說完他便遞出了一張藍底金邊的請帖,那帖子上還散發著一股淡淡的墨香。

“公子放心,小女當日必定準時參加。”

玉清溫潤的神色下帶了些真切的笑意,沒多久便告辭離開了。

白沅沅嘆了口氣,真正難搞的還在后面。

“陛下,此次南蠻進犯著實不容小覷,竟然接連攻破三城,便是大皇子殿下前去也無濟于事……”

“南蠻火力格外強盛,必須要小心應對。”

“陛下,依老臣看南蠻不過是占了先機罷了,不足為懼,不過大皇子殿下確實輕敵了……但不妨多給大皇子殿下一些時間,說不定馬上就會迎來轉機。
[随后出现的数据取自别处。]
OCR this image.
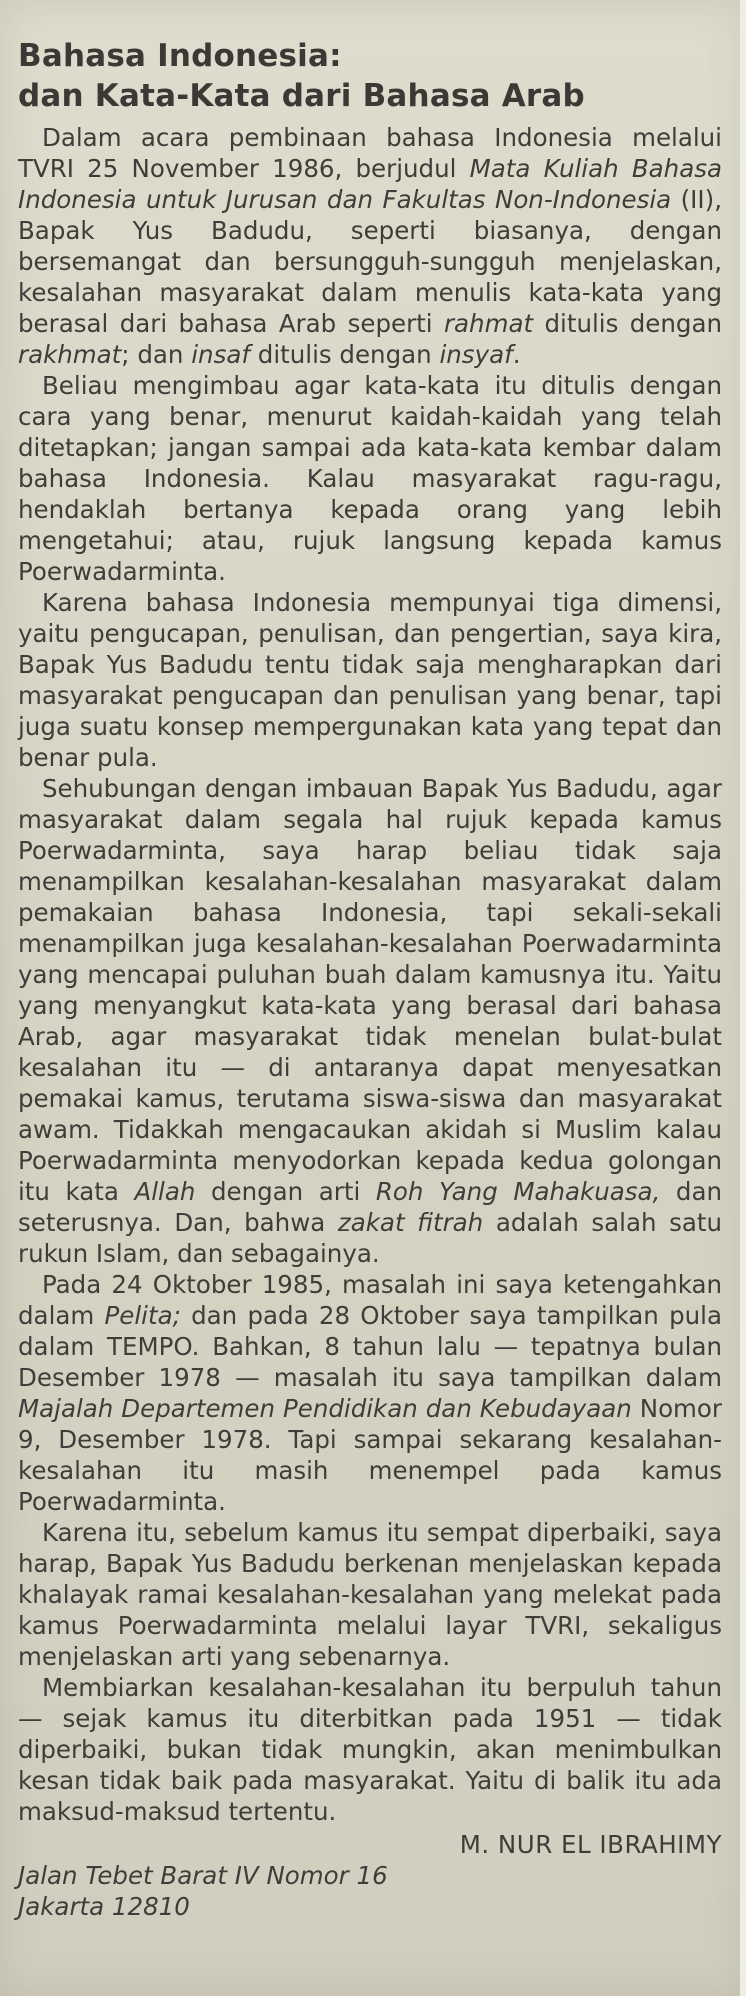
Bahasa Indonesia:
dan Kata-Kata dari Bahasa Arab

Dalam acara pembinaan bahasa Indonesia melalui TVRI 25 November 1986, berjudul Mata Kuliah Bahasa Indonesia untuk Jurusan dan Fakultas Non-Indonesia (II), Bapak Yus Badudu, seperti biasanya, dengan bersemangat dan bersungguh-sungguh menjelaskan, kesalahan masyarakat dalam menulis kata-kata yang berasal dari bahasa Arab seperti rahmat ditulis dengan rakhmat; dan insaf ditulis dengan insyaf.

Beliau mengimbau agar kata-kata itu ditulis dengan cara yang benar, menurut kaidah-kaidah yang telah ditetapkan; jangan sampai ada kata-kata kembar dalam bahasa Indonesia. Kalau masyarakat ragu-ragu, hendaklah bertanya kepada orang yang lebih mengetahui; atau, rujuk langsung kepada kamus Poerwadarminta.

Karena bahasa Indonesia mempunyai tiga dimensi, yaitu pengucapan, penulisan, dan pengertian, saya kira, Bapak Yus Badudu tentu tidak saja mengharapkan dari masyarakat pengucapan dan penulisan yang benar, tapi juga suatu konsep mempergunakan kata yang tepat dan benar pula.

Sehubungan dengan imbauan Bapak Yus Badudu, agar masyarakat dalam segala hal rujuk kepada kamus Poerwadarminta, saya harap beliau tidak saja menampilkan kesalahan-kesalahan masyarakat dalam pemakaian bahasa Indonesia, tapi sekali-sekali menampilkan juga kesalahan-kesalahan Poerwadarminta yang mencapai puluhan buah dalam kamusnya itu. Yaitu yang menyangkut kata-kata yang berasal dari bahasa Arab, agar masyarakat tidak menelan bulat-bulat kesalahan itu — di antaranya dapat menyesatkan pemakai kamus, terutama siswa-siswa dan masyarakat awam. Tidakkah mengacaukan akidah si Muslim kalau Poerwadarminta menyodorkan kepada kedua golongan itu kata Allah dengan arti Roh Yang Mahakuasa, dan seterusnya. Dan, bahwa zakat fitrah adalah salah satu rukun Islam, dan sebagainya.

Pada 24 Oktober 1985, masalah ini saya ketengahkan dalam Pelita; dan pada 28 Oktober saya tampilkan pula dalam TEMPO. Bahkan, 8 tahun lalu — tepatnya bulan Desember 1978 — masalah itu saya tampilkan dalam Majalah Departemen Pendidikan dan Kebudayaan Nomor 9, Desember 1978. Tapi sampai sekarang kesalahan-kesalahan itu masih menempel pada kamus Poerwadarminta.

Karena itu, sebelum kamus itu sempat diperbaiki, saya harap, Bapak Yus Badudu berkenan menjelaskan kepada khalayak ramai kesalahan-kesalahan yang melekat pada kamus Poerwadarminta melalui layar TVRI, sekaligus menjelaskan arti yang sebenarnya.

Membiarkan kesalahan-kesalahan itu berpuluh tahun — sejak kamus itu diterbitkan pada 1951 — tidak diperbaiki, bukan tidak mungkin, akan menimbulkan kesan tidak baik pada masyarakat. Yaitu di balik itu ada maksud-maksud tertentu.

M. NUR EL IBRAHIMY

Jalan Tebet Barat IV Nomor 16

Jakarta 12810
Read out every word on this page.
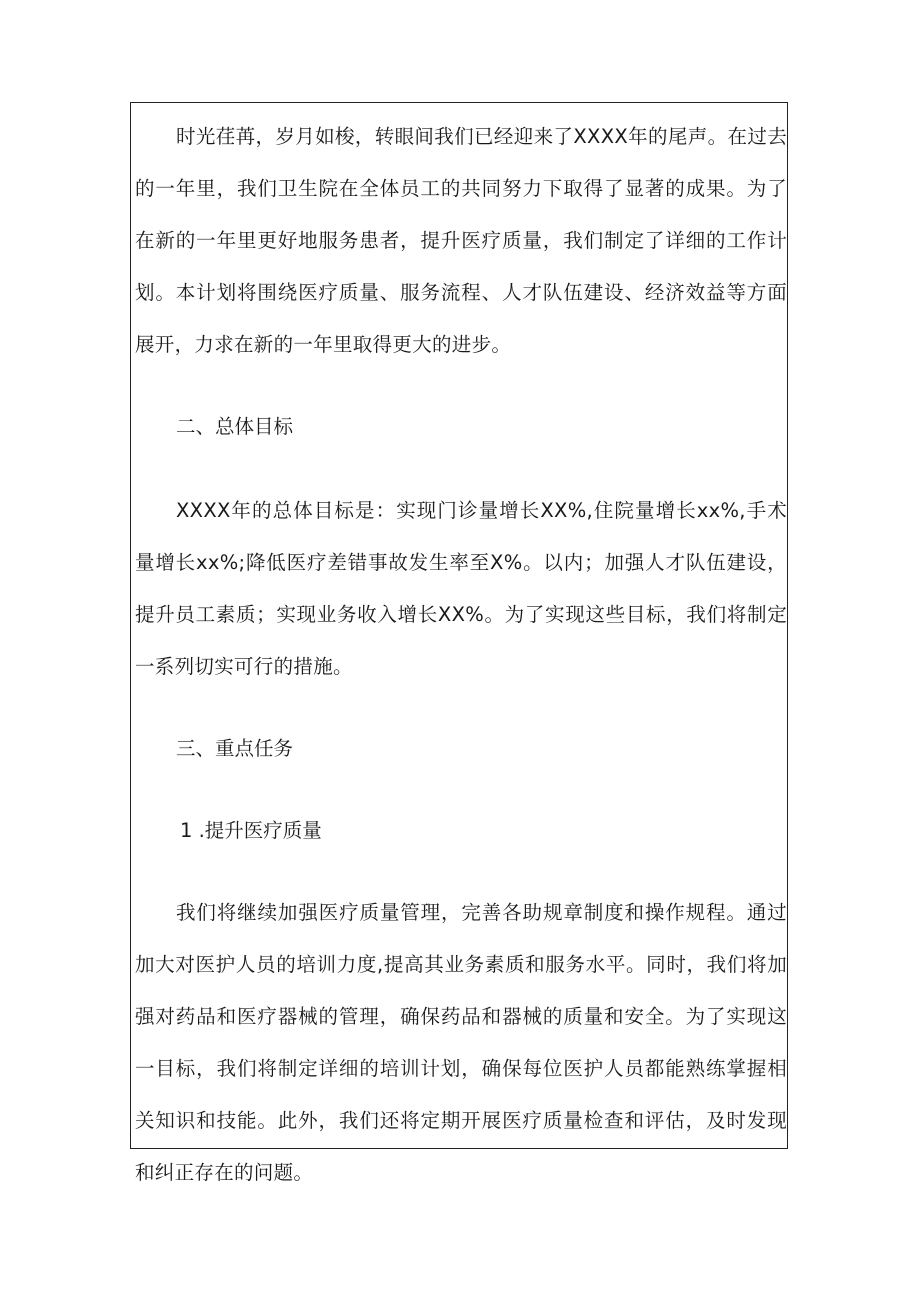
时光荏苒，岁月如梭，转眼间我们已经迎来了XXXX年的尾声。在过去的一年里，我们卫生院在全体员工的共同努力下取得了显著的成果。为了在新的一年里更好地服务患者，提升医疗质量，我们制定了详细的工作计划。本计划将围绕医疗质量、服务流程、人才队伍建设、经济效益等方面展开，力求在新的一年里取得更大的进步。

二、总体目标

XXXX年的总体目标是：实现门诊量增长XX%,住院量增长xx%,手术量增长xx%;降低医疗差错事故发生率至X%。以内；加强人才队伍建设，提升员工素质；实现业务收入增长XX%。为了实现这些目标，我们将制定一系列切实可行的措施。

三、重点任务

1 .提升医疗质量

我们将继续加强医疗质量管理，完善各助规章制度和操作规程。通过加大对医护人员的培训力度,提高其业务素质和服务水平。同时，我们将加强对药品和医疗器械的管理，确保药品和器械的质量和安全。为了实现这一目标，我们将制定详细的培训计划，确保每位医护人员都能熟练掌握相关知识和技能。此外，我们还将定期开展医疗质量检查和评估，及时发现和纠正存在的问题。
”

“荒唐!你給大皇子殿下時間,誰來給邊界百姓時間?多拖一日便多一日危險!”

“還是需要挑選新的人選前去對抗南蠻啊……”

“陛下,臣以為太子殿下正是最合適的人選!”

此話一出,朝堂上一時無言靜默起來。

越庭舟在意識昏沉中冷眼旁觀著諸人的爭吵。

“太子殿下機智驍勇,能夠將晉州危機輕易化解,想來區區南蠻定然也不在話下。”

好浮夸的捧殺。

越庭舟淡淡評價道。

居于大殿正中的龍椅之上的天啟帝,笑容慈愛,“太子,你可愿意為父皇分憂?”

哪怕越庭舟此時不甚清醒,可也將天啟帝眼中暗藏的冷意與殺機看了個真切。

他正遲鈍地想著,他們不是父子關系嗎?為什么他卻想要殺他?

與此同時,他的身子不受控制地跪了下來,語帶恭敬:“兒臣恐難勝任。”

“太子何必過于自謙?既然群臣都認為你有如此才能,你就不要推脫了。”

“兒臣遵旨。”

越庭舟這時才意識到,他似乎正身處于夢境之中。

意識到此,他突然感到一陣劇烈頭痛,將他從夢境浮沉中拉了出來。

他突然睜開的雙眼布滿了紅血絲,不像是昏睡了半日的人,反倒似過度疲勞。